The run-up to the US presidential election has been pretty awful. It's been rancorous, sordid, vicious and embarrassing. Whoever wins will come to office facing active resistance from large numbers of the population who don't think she or he ought to be there. Many Americans are voting with a sense of national embarrassment.

US Christians are as invested in the result as much as anyone – more so, because they have a sense that they should be seeking God's choice, not just their own. And for various reasons, this year that choice is problematic. But Christians are always called to be hopeful and to pray. So what should we pray?

1. Pray for courage. One theme that's dominated this election is the politics of fear, with each side forecasting the most dire consequences if the other wins. And the rhetoric has stoked up a sense of deep uneasiness about the world, about America and about people's safety and prosperity. But fear is unChristian. David says in Psalm 23:4, " Even though I walk through the darkest valley, I will fear no evil, for you are with me; your rod and your staff, they comfort me." 1 John 4:18 says, "There is no fear in love. But perfect love drives out fear, because fear has to do with punishment. The one who fears is not made perfect in love." If we make decisions based on fear – for ourselves, or for our nation – we aren't seeing clearly. All the decisions Christians make should be out of love.

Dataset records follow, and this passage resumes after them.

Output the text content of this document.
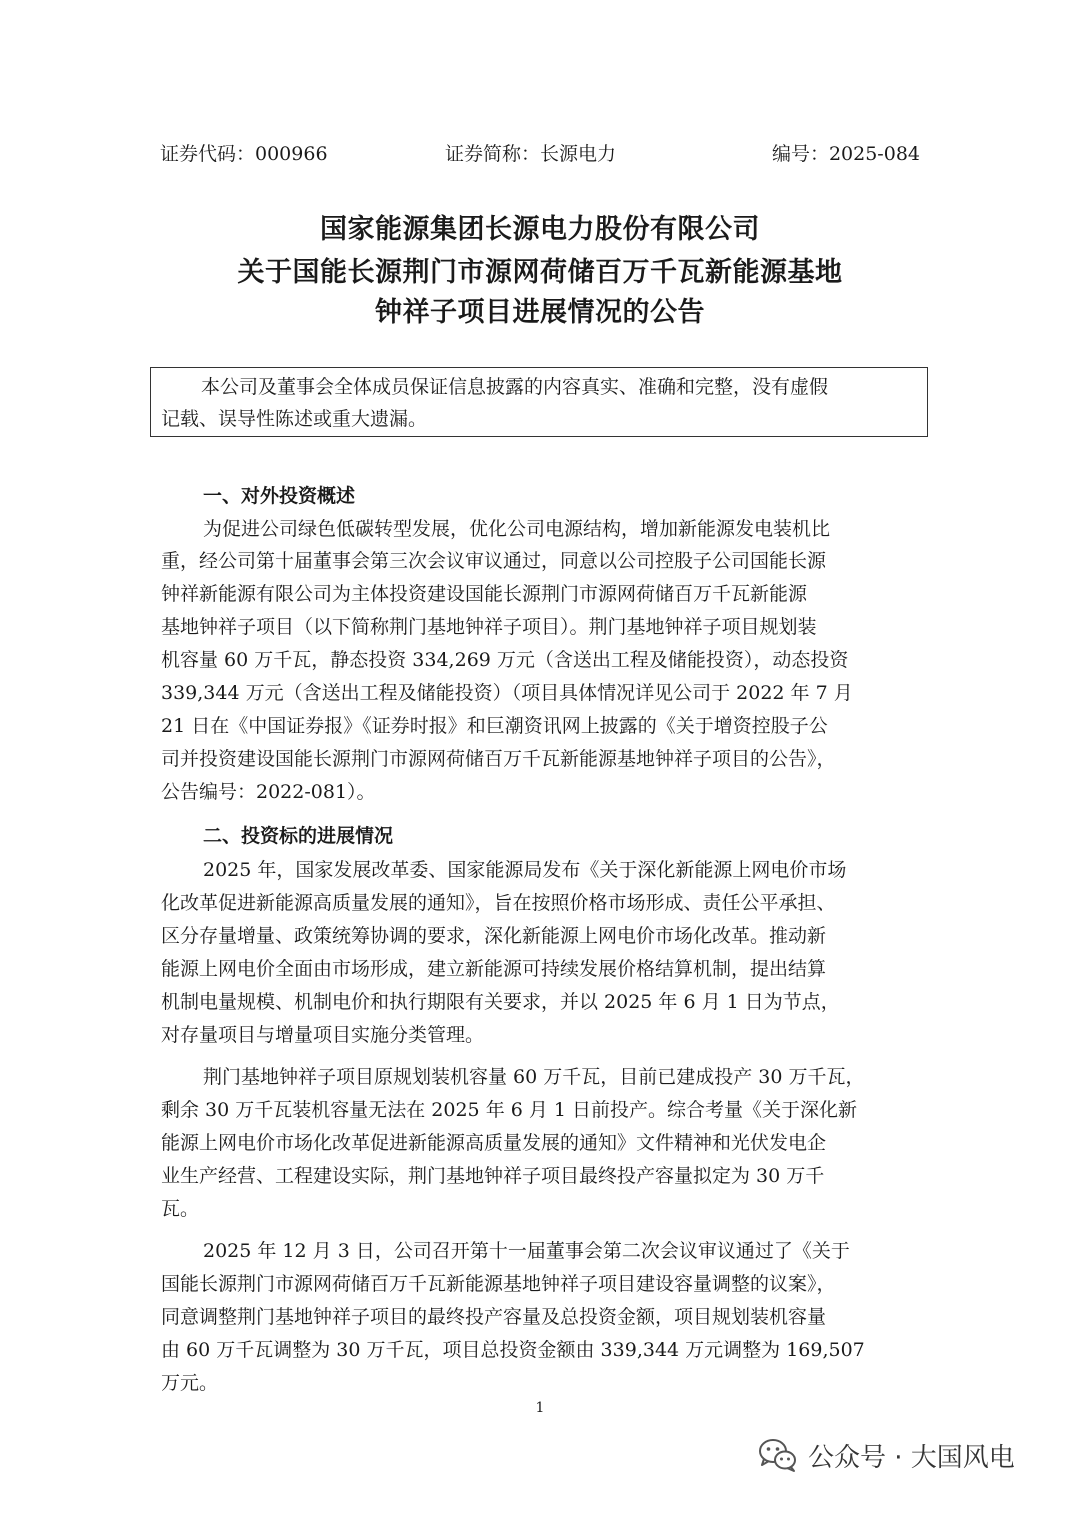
证券代码：000966	证券简称：长源电力	编号：2025-084
国家能源集团长源电力股份有限公司
关于国能长源荆门市源网荷储百万千瓦新能源基地
钟祥子项目进展情况的公告
本公司及董事会全体成员保证信息披露的内容真实、准确和完整，没有虚假
记载、误导性陈述或重大遗漏。
一、对外投资概述
为促进公司绿色低碳转型发展，优化公司电源结构，增加新能源发电装机比
重，经公司第十届董事会第三次会议审议通过，同意以公司控股子公司国能长源
钟祥新能源有限公司为主体投资建设国能长源荆门市源网荷储百万千瓦新能源
基地钟祥子项目（以下简称荆门基地钟祥子项目）。荆门基地钟祥子项目规划装
机容量 60 万千瓦，静态投资 334,269 万元（含送出工程及储能投资），动态投资
339,344 万元（含送出工程及储能投资）（项目具体情况详见公司于 2022 年 7 月
21 日在《中国证券报》《证券时报》和巨潮资讯网上披露的《关于增资控股子公
司并投资建设国能长源荆门市源网荷储百万千瓦新能源基地钟祥子项目的公告》，
公告编号：2022-081）。
二、投资标的进展情况
2025 年，国家发展改革委、国家能源局发布《关于深化新能源上网电价市场
化改革促进新能源高质量发展的通知》，旨在按照价格市场形成、责任公平承担、
区分存量增量、政策统筹协调的要求，深化新能源上网电价市场化改革。推动新
能源上网电价全面由市场形成，建立新能源可持续发展价格结算机制，提出结算
机制电量规模、机制电价和执行期限有关要求，并以 2025 年 6 月 1 日为节点，
对存量项目与增量项目实施分类管理。
荆门基地钟祥子项目原规划装机容量 60 万千瓦，目前已建成投产 30 万千瓦，
剩余 30 万千瓦装机容量无法在 2025 年 6 月 1 日前投产。综合考量《关于深化新
能源上网电价市场化改革促进新能源高质量发展的通知》文件精神和光伏发电企
业生产经营、工程建设实际，荆门基地钟祥子项目最终投产容量拟定为 30 万千
瓦。
2025 年 12 月 3 日，公司召开第十一届董事会第二次会议审议通过了《关于
国能长源荆门市源网荷储百万千瓦新能源基地钟祥子项目建设容量调整的议案》，
同意调整荆门基地钟祥子项目的最终投产容量及总投资金额，项目规划装机容量
由 60 万千瓦调整为 30 万千瓦，项目总投资金额由 339,344 万元调整为 169,507
万元。
1
公众号 · 大国风电
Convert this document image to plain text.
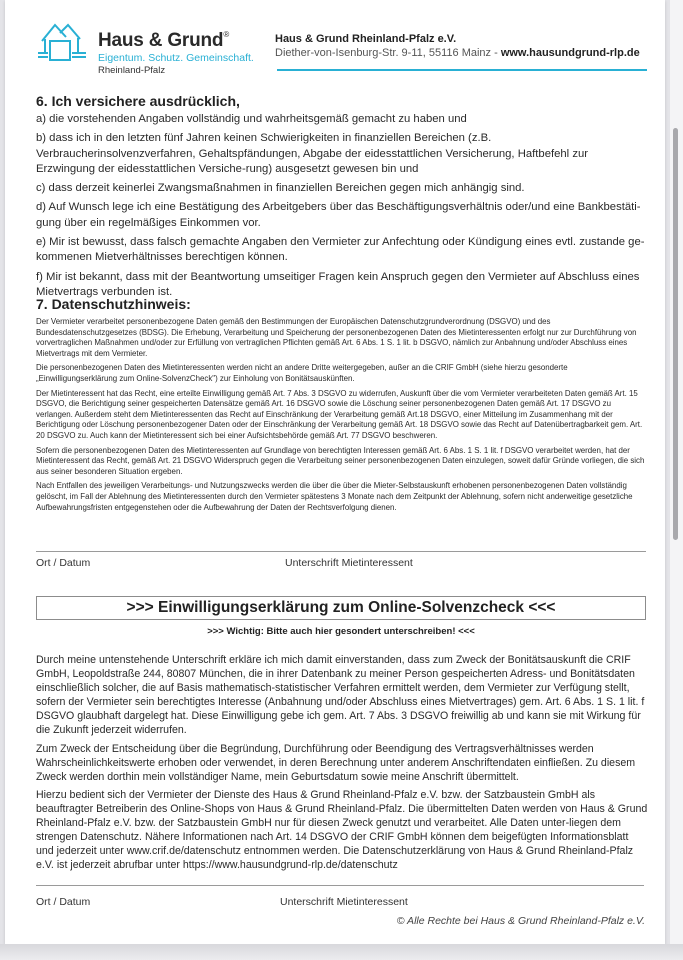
Haus & Grund®
Eigentum. Schutz. Gemeinschaft.
Rheinland-Pfalz
Haus & Grund Rheinland-Pfalz e.V.
Diether-von-Isenburg-Str. 9-11, 55116 Mainz - www.hausundgrund-rlp.de
6. Ich versichere ausdrücklich,

a) die vorstehenden Angaben vollständig und wahrheitsgemäß gemacht zu haben und

b) dass ich in den letzten fünf Jahren keinen Schwierigkeiten in finanziellen Bereichen (z.B. Verbraucherinsolvenzverfahren, Gehaltspfändungen, Abgabe der eidesstattlichen Versicherung, Haftbefehl zur Erzwingung der eidesstattlichen Versiche-rung) ausgesetzt gewesen bin und

c) dass derzeit keinerlei Zwangsmaßnahmen in finanziellen Bereichen gegen mich anhängig sind.

d) Auf Wunsch lege ich eine Bestätigung des Arbeitgebers über das Beschäftigungsverhältnis oder/und eine Bankbestäti-gung über ein regelmäßiges Einkommen vor.

e) Mir ist bewusst, dass falsch gemachte Angaben den Vermieter zur Anfechtung oder Kündigung eines evtl. zustande ge-kommenen Mietverhältnisses berechtigen können.

f) Mir ist bekannt, dass mit der Beantwortung umseitiger Fragen kein Anspruch gegen den Vermieter auf Abschluss eines Mietvertrags verbunden ist.

7. Datenschutzhinweis:

Der Vermieter verarbeitet personenbezogene Daten gemäß den Bestimmungen der Europäischen Datenschutzgrundverordnung (DSGVO) und des Bundesdatenschutzgesetzes (BDSG). Die Erhebung, Verarbeitung und Speicherung der personenbezogenen Daten des Mietinteressenten erfolgt nur zur Durchführung von vorvertraglichen Maßnahmen und/oder zur Erfüllung von vertraglichen Pflichten gemäß Art. 6 Abs. 1 S. 1 lit. b DSGVO, nämlich zur Anbahnung und/oder Abschluss eines Mietvertrags mit dem Vermieter.

Die personenbezogenen Daten des Mietinteressenten werden nicht an andere Dritte weitergegeben, außer an die CRIF GmbH (siehe hierzu gesonderte „Einwilligungserklärung zum Online-SolvenzCheck") zur Einholung von Bonitätsauskünften.

Der Mietinteressent hat das Recht, eine erteilte Einwilligung gemäß Art. 7 Abs. 3 DSGVO zu widerrufen, Auskunft über die vom Vermieter verarbeiteten Daten gemäß Art. 15 DSGVO, die Berichtigung seiner gespeicherten Datensätze gemäß Art. 16 DSGVO sowie die Löschung seiner personenbezogenen Daten gemäß Art. 17 DSGVO zu verlangen. Außerdem steht dem Mietinteressenten das Recht auf Einschränkung der Verarbeitung gemäß Art.18 DSGVO, einer Mitteilung im Zusammenhang mit der Berichtigung oder Löschung personenbezogener Daten oder der Einschränkung der Verarbeitung gemäß Art. 18 DSGVO sowie das Recht auf Datenübertragbarkeit gem. Art. 20 DSGVO zu. Auch kann der Mietinteressent sich bei einer Aufsichtsbehörde gemäß Art. 77 DSGVO beschweren.

Sofern die personenbezogenen Daten des Mietinteressenten auf Grundlage von berechtigten Interessen gemäß Art. 6 Abs. 1 S. 1 lit. f DSGVO verarbeitet werden, hat der Mietinteressent das Recht, gemäß Art. 21 DSGVO Widerspruch gegen die Verarbeitung seiner personenbezogenen Daten einzulegen, soweit dafür Gründe vorliegen, die sich aus seiner besonderen Situation ergeben.

Nach Entfallen des jeweiligen Verarbeitungs- und Nutzungszwecks werden die über die über die Mieter-Selbstauskunft erhobenen personenbezogenen Daten vollständig gelöscht, im Fall der Ablehnung des Mietinteressenten durch den Vermieter spätestens 3 Monate nach dem Zeitpunkt der Ablehnung, sofern nicht anderweitige gesetzliche Aufbewahrungsfristen entgegenstehen oder die Aufbewahrung der Daten der Rechtsverfolgung dienen.

Ort / Datum	Unterschrift Mietinteressent
>>> Einwilligungserklärung zum Online-Solvenzcheck <<<
>>> Wichtig: Bitte auch hier gesondert unterschreiben! <<<

Durch meine untenstehende Unterschrift erkläre ich mich damit einverstanden, dass zum Zweck der Bonitätsauskunft die CRIF GmbH, Leopoldstraße 244, 80807 München, die in ihrer Datenbank zu meiner Person gespeicherten Adress- und Bonitätsdaten einschließlich solcher, die auf Basis mathematisch-statistischer Verfahren ermittelt werden, dem Vermieter zur Verfügung stellt, sofern der Vermieter sein berechtigtes Interesse (Anbahnung und/oder Abschluss eines Mietvertrages) gem. Art. 6 Abs. 1 S. 1 lit. f DSGVO glaubhaft dargelegt hat. Diese Einwilligung gebe ich gem. Art. 7 Abs. 3 DSGVO freiwillig ab und kann sie mit Wirkung für die Zukunft jederzeit widerrufen.

Zum Zweck der Entscheidung über die Begründung, Durchführung oder Beendigung des Vertragsverhältnisses werden Wahrscheinlichkeitswerte erhoben oder verwendet, in deren Berechnung unter anderem Anschriftendaten einfließen. Zu diesem Zweck werden dorthin mein vollständiger Name, mein Geburtsdatum sowie meine Anschrift übermittelt.

Hierzu bedient sich der Vermieter der Dienste des Haus & Grund Rheinland-Pfalz e.V. bzw. der Satzbaustein GmbH als beauftragter Betreiberin des Online-Shops von Haus & Grund Rheinland-Pfalz. Die übermittelten Daten werden von Haus & Grund Rheinland-Pfalz e.V. bzw. der Satzbaustein GmbH nur für diesen Zweck genutzt und verarbeitet. Alle Daten unter-liegen dem strengen Datenschutz. Nähere Informationen nach Art. 14 DSGVO der CRIF GmbH können dem beigefügten Informationsblatt und jederzeit unter www.crif.de/datenschutz entnommen werden. Die Datenschutzerklärung von Haus & Grund Rheinland-Pfalz e.V. ist jederzeit abrufbar unter https://www.hausundgrund-rlp.de/datenschutz

Ort / Datum	Unterschrift Mietinteressent
© Alle Rechte bei Haus & Grund Rheinland-Pfalz e.V.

2. Pray for the candidates. It's been sad to see how each candidate has been demonised by the supporters of the other. Neither is perfect, but each of them is made in the image of God. It's not fair and not right to paint them as the embodiment of evil. Each is a spouse and a parent, part of a loving network of family and friends. Each is a unique human being, loved by God and cherished by him. Each is accountable for his or her mistakes and sins, as are we all. Christians ought to be able to pray for them both, whatever our political views, asking God to bless them and to reveal Himself to them as their loving saviour. 1 John 2:9 says, "Anyone who claims to be in the light but hates his brother is still in the darkness." There's been too much hatred in this election.

3. Pray for reconciliation.  America is bitterly divided. Its problems are not as great as fear makes them out to be, but it has mountains to climb. In the richest nation in the world, many are terribly poor. Race is a running sore. Gun violence claims thousands of lives each year. And instead of being able to debate together for the common good, the different sides have retreated to their trenches and lob slogans at each other. Any attempt to move toward greater income equality is denounced as 'socialism'; the statement that "black lives matter" is met with "all lives matter"; anyone who dares to suggest any kind of gun control is met with frenzied appeals to the Second Amendment.

This isn't how God intends societies to work. Jeremiah 29:7 urges God's people to "Seek the welfare of the city where I have sent you into exile, and pray to the Lord on its behalf; for in its welfare you will have welfare." We are to work together for the good of society.

4. Pray for the future. A lot of what's been said in this election campaign paints a very bleak picture of the future. If the opponent wins, it's game over for America. But that isn't how God works. He doesn't give up on an individual, or on a nation. Faithful prayer, patient witness and joyful trust will in the end bring blessing. Micah 4:4 speaks of the time when "Everyone will sit under their own vine and under their own fig-tree, and no one will make them afraid, for the Lord Almighty has spoken." It's a vision of God's great future. At a time of heightened language, heightened fears and lowered expectations, it's good to remind ourselves of the faithfulness of God.